Salvage Firm to 'Hot Tap' Canadian Wreck
The Canadian Coast Guard has engaged salvage experts to remove bunker oil by 'hot tapping' from the sunken wreck of deteriorating WWll US Army Trnasport ' Brigadier General M.G. Zalinski' 100 km south of Prince Rupert BC.
The vessel ran aground during a storm and sank in 1946 in the Grenville Channel, about 100 km south of Prince Rupert, British Columbia. It is lodged upside down in 34 metres of water about 20 metres from shore.
The Canadian Coast Guard has been monitoring the vessel since its discovery in 2003, and has taken measures to conduct emergency repairs to prevent and stop any leaking oil.

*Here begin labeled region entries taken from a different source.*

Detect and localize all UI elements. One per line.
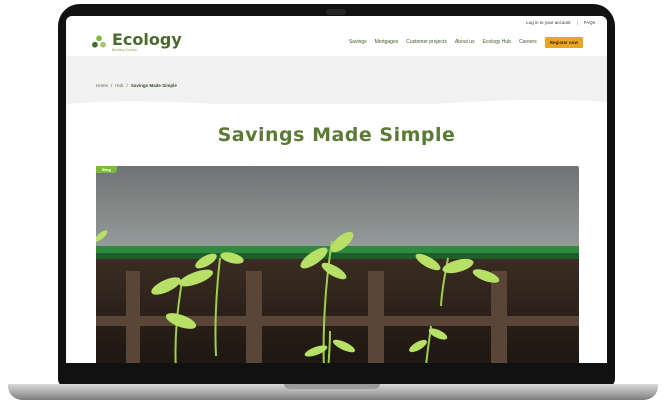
login-link[interactable]: Log in to your account: [526, 20, 570, 25]
breadcrumb-hub[interactable]: Hub: [115, 83, 123, 88]
blog-badge: Blog: [96, 166, 117, 173]
logo[interactable]: Ecology Building Society: [90, 29, 182, 53]
nav-about-us[interactable]: About us: [455, 39, 475, 45]
faqs-link[interactable]: FAQs: [584, 20, 595, 25]
camera-notch: [326, 9, 346, 15]
hero-image-seedlings: [96, 166, 579, 363]
main-nav: Savings Mortgages Customer projects Abou…: [349, 36, 583, 48]
logo-wordmark: Ecology: [112, 29, 182, 49]
breadcrumb-current: Savings Made Simple: [130, 83, 177, 88]
recycle-leaf-logo-icon: [92, 35, 106, 48]
laptop-hinge-notch: [284, 384, 380, 389]
browser-screen: Log in to your account | FAQs Ecology Bu…: [66, 16, 607, 363]
page-title: Savings Made Simple: [217, 124, 456, 146]
nav-careers[interactable]: Careers: [519, 39, 537, 45]
nav-ecology-hub[interactable]: Ecology Hub: [483, 39, 511, 45]
utility-separator: |: [576, 19, 578, 25]
logo-tagline: Building Society: [112, 47, 137, 52]
nav-customer-projects[interactable]: Customer projects: [406, 39, 447, 45]
laptop-frame: Log in to your account | FAQs Ecology Bu…: [58, 4, 615, 387]
breadcrumb-separator: /: [126, 83, 128, 88]
register-now-button[interactable]: Register now: [544, 36, 583, 48]
breadcrumb-wave-divider: [66, 99, 607, 114]
nav-mortgages[interactable]: Mortgages: [375, 39, 399, 45]
site-header: Ecology Building Society Savings Mortgag…: [66, 28, 607, 56]
breadcrumb-home[interactable]: Home: [96, 83, 108, 88]
utility-bar: Log in to your account | FAQs: [66, 16, 607, 28]
nav-savings[interactable]: Savings: [349, 39, 367, 45]
breadcrumb-separator: /: [111, 83, 113, 88]
breadcrumb: Home / Hub / Savings Made Simple: [96, 83, 177, 88]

However, as the state of the vessel deteriorates, the Coast Guard has determined that to prevent any harm to the environment, a significant operation should be undertaken to remove the oil from the vessel.
Three independent marine salvage experts have recommended a process called “hot tapping” to remove oil from the vessel as the most cost effective and having the lowest operational risk.

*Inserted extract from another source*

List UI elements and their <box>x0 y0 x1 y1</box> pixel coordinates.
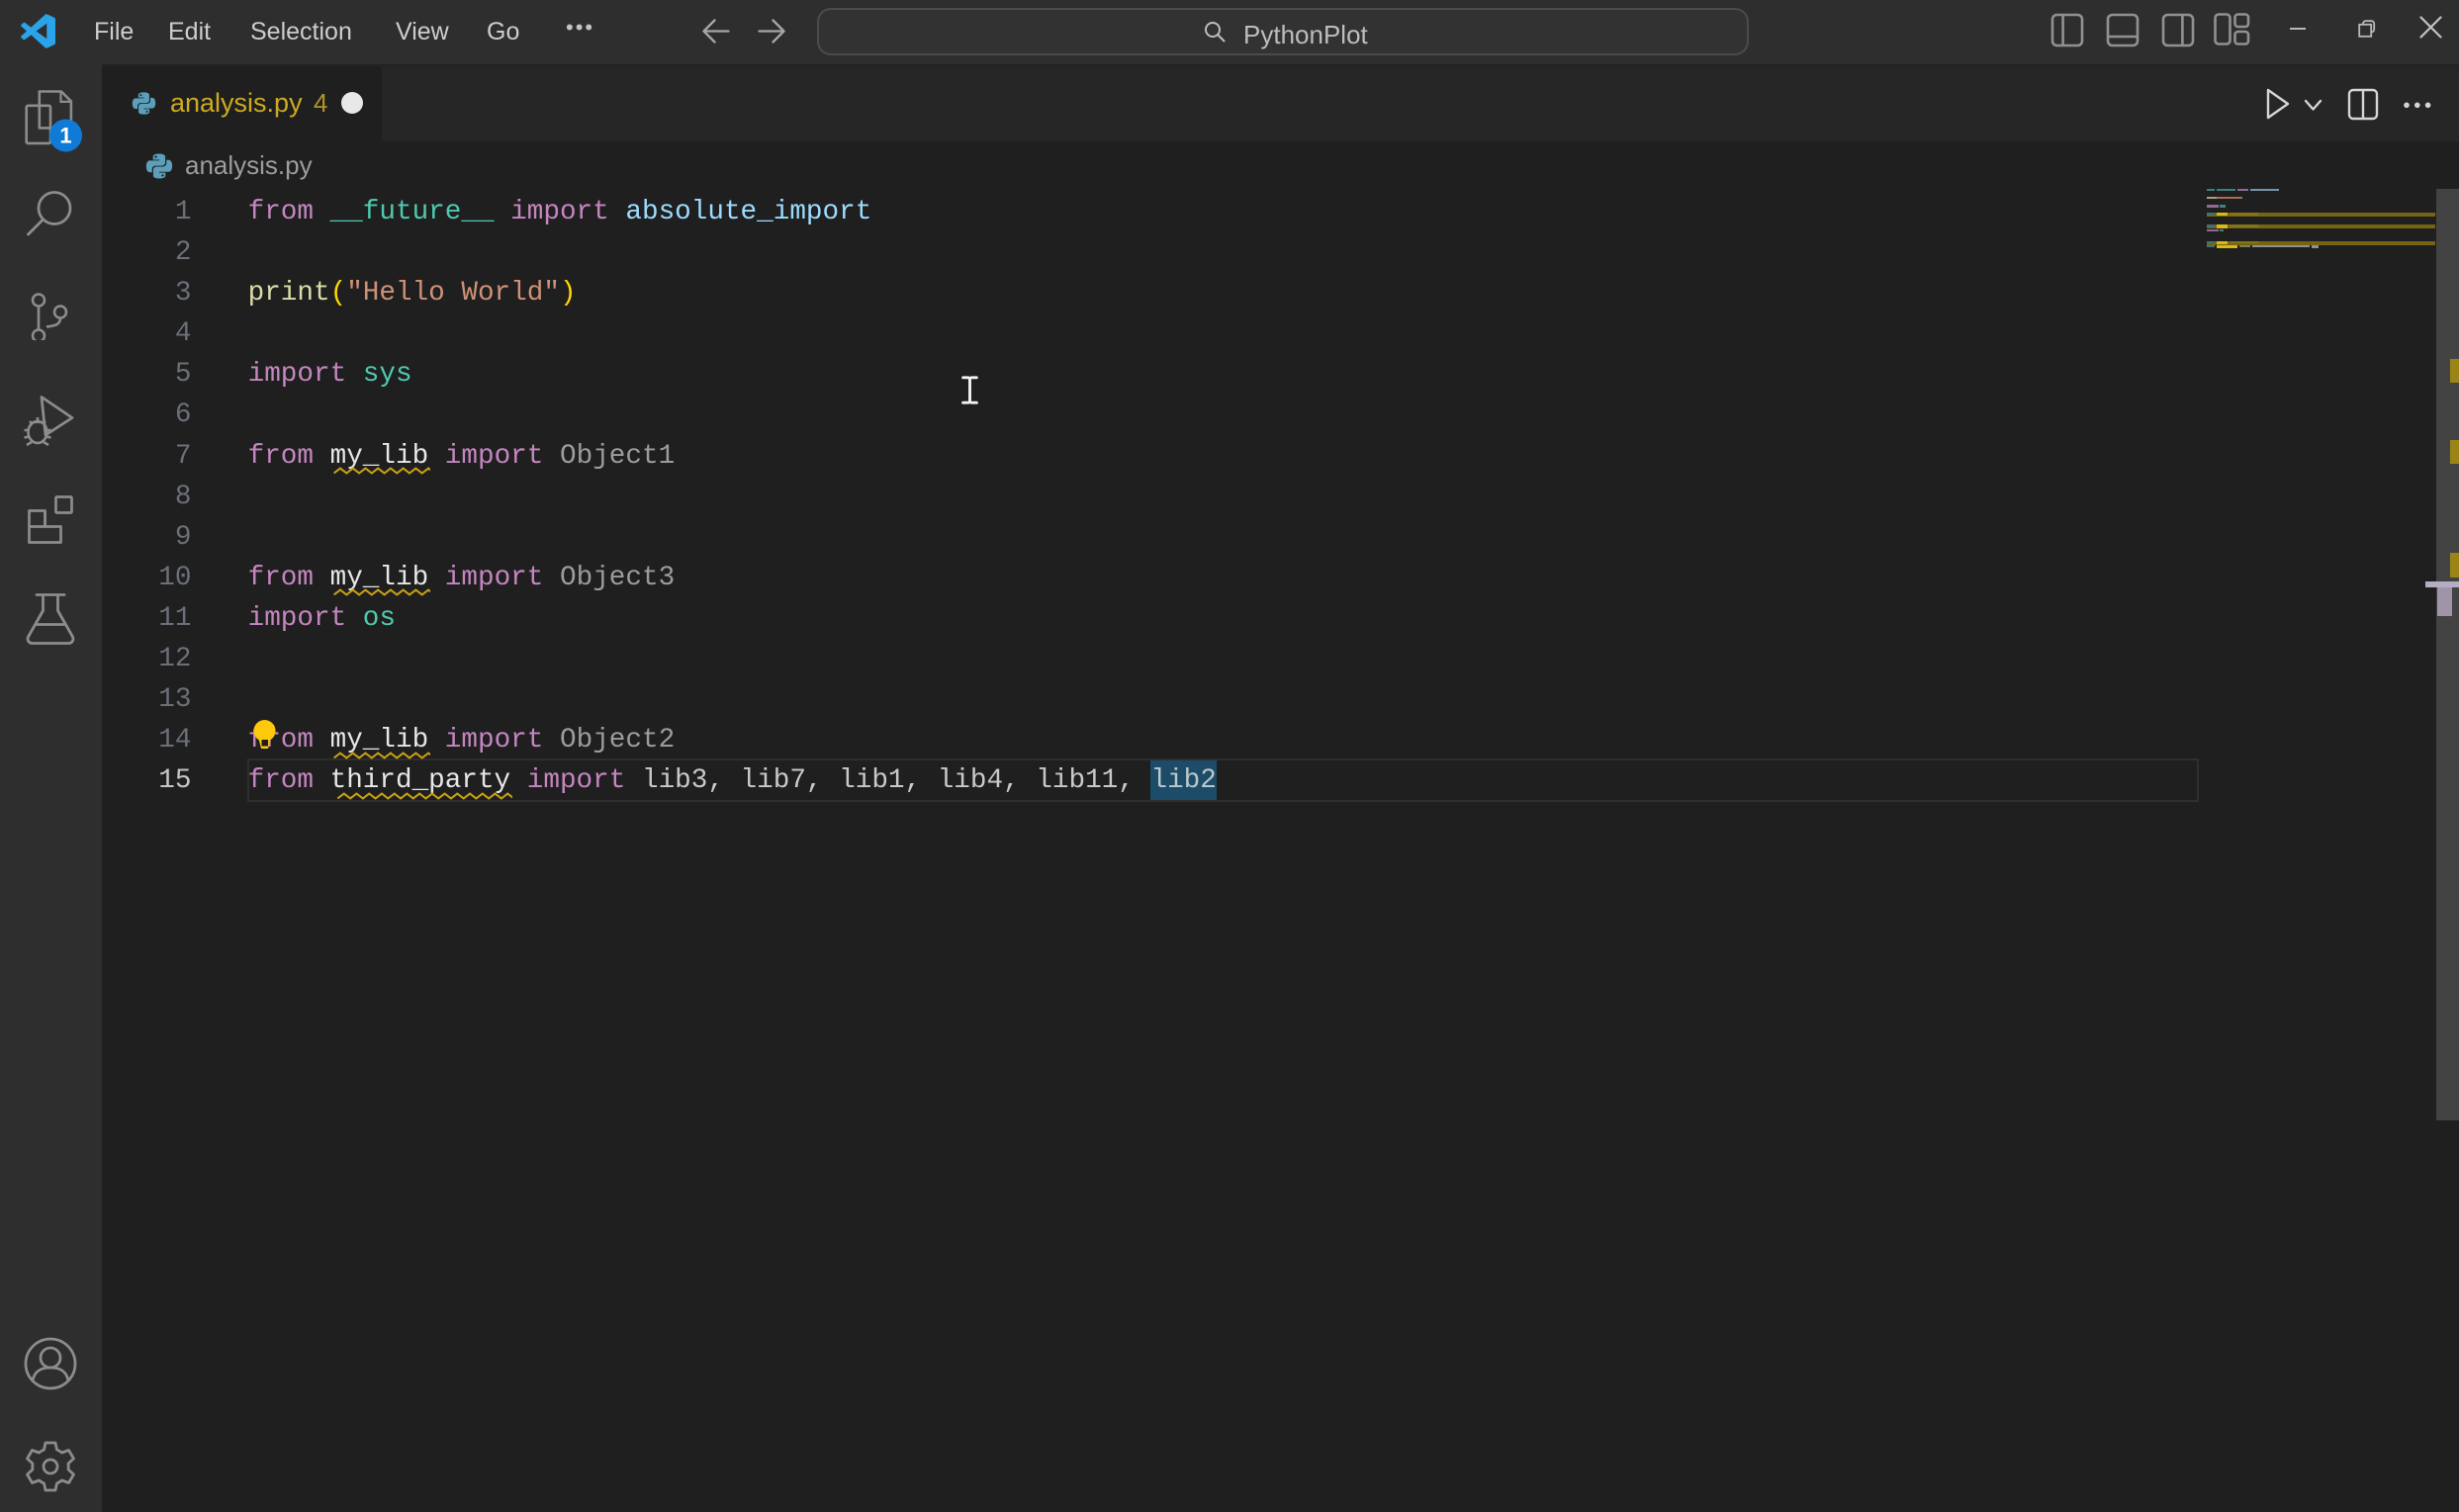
svg-text:1: 1 <box>59 124 71 148</box>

Hot tapping is a well-known and frequently used method of removing oil from the tanks of stricken vessels. Holes are carefully drilled into the side of the vessel to access fuel-tanks and then hot steam is pumped into the tanks. The steam increases the temperature of the oil and enables it to flow more easily. The oil is then pumped to the surface for safe disposal.
The procedure can be done with holes of very small sizes up to very large diameters. Hot tapping is used in both marine and land-based scenarios.

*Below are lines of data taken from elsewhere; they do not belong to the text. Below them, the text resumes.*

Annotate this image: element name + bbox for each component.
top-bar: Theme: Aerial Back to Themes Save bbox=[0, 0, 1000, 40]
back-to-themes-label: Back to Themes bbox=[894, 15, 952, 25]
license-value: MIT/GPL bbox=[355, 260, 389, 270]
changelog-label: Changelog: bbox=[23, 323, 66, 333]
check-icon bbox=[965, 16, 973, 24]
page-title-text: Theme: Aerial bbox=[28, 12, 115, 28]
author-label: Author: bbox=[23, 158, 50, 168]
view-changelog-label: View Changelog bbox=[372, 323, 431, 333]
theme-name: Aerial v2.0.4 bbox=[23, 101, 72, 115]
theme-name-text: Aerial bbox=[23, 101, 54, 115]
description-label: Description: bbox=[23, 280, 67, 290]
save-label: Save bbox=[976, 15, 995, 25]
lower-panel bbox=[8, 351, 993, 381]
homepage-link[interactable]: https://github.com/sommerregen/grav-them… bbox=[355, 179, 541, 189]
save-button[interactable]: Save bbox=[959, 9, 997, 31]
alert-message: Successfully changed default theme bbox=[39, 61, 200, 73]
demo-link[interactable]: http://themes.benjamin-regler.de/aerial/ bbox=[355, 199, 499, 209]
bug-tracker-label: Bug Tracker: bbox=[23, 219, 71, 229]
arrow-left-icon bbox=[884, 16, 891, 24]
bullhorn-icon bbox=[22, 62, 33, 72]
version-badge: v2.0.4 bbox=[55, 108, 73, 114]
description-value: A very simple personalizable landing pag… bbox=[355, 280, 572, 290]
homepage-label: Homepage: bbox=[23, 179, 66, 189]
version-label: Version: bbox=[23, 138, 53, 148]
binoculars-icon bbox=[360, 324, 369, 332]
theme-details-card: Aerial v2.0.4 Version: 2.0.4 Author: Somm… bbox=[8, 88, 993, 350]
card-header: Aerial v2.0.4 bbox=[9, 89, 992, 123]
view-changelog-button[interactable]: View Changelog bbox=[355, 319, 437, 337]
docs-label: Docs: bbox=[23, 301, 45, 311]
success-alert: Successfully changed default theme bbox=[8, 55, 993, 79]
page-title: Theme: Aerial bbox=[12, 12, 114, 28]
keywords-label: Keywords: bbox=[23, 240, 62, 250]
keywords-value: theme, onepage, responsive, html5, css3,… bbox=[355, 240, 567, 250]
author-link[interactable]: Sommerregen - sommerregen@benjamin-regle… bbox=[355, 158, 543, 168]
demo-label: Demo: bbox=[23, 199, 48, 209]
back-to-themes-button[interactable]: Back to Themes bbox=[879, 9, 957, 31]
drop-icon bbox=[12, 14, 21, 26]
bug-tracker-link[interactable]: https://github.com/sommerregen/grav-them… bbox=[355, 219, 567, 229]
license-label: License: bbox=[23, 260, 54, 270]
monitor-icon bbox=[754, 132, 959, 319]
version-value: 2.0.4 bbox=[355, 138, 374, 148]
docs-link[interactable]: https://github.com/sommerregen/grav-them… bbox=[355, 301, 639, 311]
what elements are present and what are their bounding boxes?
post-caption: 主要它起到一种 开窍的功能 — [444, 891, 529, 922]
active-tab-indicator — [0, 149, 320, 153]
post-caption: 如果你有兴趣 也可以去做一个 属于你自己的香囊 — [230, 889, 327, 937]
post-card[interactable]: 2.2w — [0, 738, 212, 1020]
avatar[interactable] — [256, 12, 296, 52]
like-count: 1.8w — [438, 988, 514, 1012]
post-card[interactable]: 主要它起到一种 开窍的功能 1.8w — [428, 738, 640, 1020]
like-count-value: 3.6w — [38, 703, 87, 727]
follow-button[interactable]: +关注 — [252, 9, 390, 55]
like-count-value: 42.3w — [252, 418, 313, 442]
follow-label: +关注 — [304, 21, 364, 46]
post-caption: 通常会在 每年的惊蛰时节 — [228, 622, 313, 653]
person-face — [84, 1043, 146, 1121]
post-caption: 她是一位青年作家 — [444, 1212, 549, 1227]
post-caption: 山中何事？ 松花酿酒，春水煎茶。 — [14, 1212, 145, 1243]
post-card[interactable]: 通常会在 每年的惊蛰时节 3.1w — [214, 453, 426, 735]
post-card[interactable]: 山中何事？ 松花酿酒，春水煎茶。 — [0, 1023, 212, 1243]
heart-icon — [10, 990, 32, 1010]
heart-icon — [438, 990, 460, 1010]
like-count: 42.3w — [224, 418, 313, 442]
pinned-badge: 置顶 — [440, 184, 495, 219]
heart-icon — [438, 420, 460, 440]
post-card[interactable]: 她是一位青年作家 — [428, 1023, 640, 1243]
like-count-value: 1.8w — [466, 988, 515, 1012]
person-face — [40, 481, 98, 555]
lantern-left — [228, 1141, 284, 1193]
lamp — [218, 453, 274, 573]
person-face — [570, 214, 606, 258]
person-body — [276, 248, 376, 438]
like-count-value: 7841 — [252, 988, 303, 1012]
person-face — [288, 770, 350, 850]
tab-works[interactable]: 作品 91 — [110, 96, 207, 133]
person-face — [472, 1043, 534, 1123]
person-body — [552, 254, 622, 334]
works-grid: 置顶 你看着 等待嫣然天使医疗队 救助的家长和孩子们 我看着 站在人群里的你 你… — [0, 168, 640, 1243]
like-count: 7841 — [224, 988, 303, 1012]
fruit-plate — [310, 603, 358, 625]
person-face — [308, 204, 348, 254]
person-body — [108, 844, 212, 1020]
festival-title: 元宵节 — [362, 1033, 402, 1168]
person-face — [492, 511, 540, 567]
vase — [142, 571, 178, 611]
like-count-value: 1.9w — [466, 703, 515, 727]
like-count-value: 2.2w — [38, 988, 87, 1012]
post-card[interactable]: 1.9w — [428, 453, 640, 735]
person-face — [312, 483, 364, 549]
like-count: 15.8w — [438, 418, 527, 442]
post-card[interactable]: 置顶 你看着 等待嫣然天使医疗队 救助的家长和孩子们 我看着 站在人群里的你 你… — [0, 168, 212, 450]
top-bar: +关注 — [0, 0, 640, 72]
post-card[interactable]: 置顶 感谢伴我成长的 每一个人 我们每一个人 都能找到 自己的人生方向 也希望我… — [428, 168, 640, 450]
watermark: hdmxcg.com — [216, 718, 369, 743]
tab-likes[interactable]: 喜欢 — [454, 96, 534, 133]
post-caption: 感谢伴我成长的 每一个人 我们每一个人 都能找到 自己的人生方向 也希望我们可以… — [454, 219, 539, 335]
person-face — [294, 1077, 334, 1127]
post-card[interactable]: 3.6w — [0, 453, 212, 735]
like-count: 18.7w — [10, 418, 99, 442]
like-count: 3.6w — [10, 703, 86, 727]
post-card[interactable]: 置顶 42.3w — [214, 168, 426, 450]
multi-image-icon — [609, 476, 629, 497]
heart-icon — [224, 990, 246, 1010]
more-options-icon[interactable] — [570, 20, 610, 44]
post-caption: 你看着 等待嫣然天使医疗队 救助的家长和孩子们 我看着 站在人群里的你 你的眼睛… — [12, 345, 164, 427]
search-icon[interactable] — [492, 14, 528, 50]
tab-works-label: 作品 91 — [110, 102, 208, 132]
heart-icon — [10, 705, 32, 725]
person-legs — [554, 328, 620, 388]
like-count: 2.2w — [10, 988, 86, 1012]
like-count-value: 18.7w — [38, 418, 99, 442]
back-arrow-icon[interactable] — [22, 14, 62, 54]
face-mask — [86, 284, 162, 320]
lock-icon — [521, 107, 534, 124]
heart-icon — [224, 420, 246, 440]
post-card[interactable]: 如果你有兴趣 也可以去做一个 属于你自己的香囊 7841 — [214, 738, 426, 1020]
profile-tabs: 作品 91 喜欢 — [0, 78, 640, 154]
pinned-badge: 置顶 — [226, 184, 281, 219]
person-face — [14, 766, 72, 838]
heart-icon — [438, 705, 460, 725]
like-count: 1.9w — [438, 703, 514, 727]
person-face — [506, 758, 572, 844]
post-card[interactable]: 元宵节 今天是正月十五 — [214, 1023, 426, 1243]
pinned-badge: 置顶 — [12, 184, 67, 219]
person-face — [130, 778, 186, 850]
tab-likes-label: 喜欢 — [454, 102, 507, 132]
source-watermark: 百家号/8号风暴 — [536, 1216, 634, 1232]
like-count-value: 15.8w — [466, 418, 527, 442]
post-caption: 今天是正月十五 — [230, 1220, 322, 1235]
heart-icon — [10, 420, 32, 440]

The Canadian Coast Guard will contract a marine salvage company to undertake the hot tapping operation. The Coast Guard estimates that the Zalinski operation will take up to 90 days; this will also depend on selected contractors and weather.
It is expected that the operation will begin in September 2013 and will conclude in December 2013.
The red sections in the image above represent the fuel tanks of the Zalinski; the possible locations for hot tapping of the vessel. The yellow sections represent the cargo holds.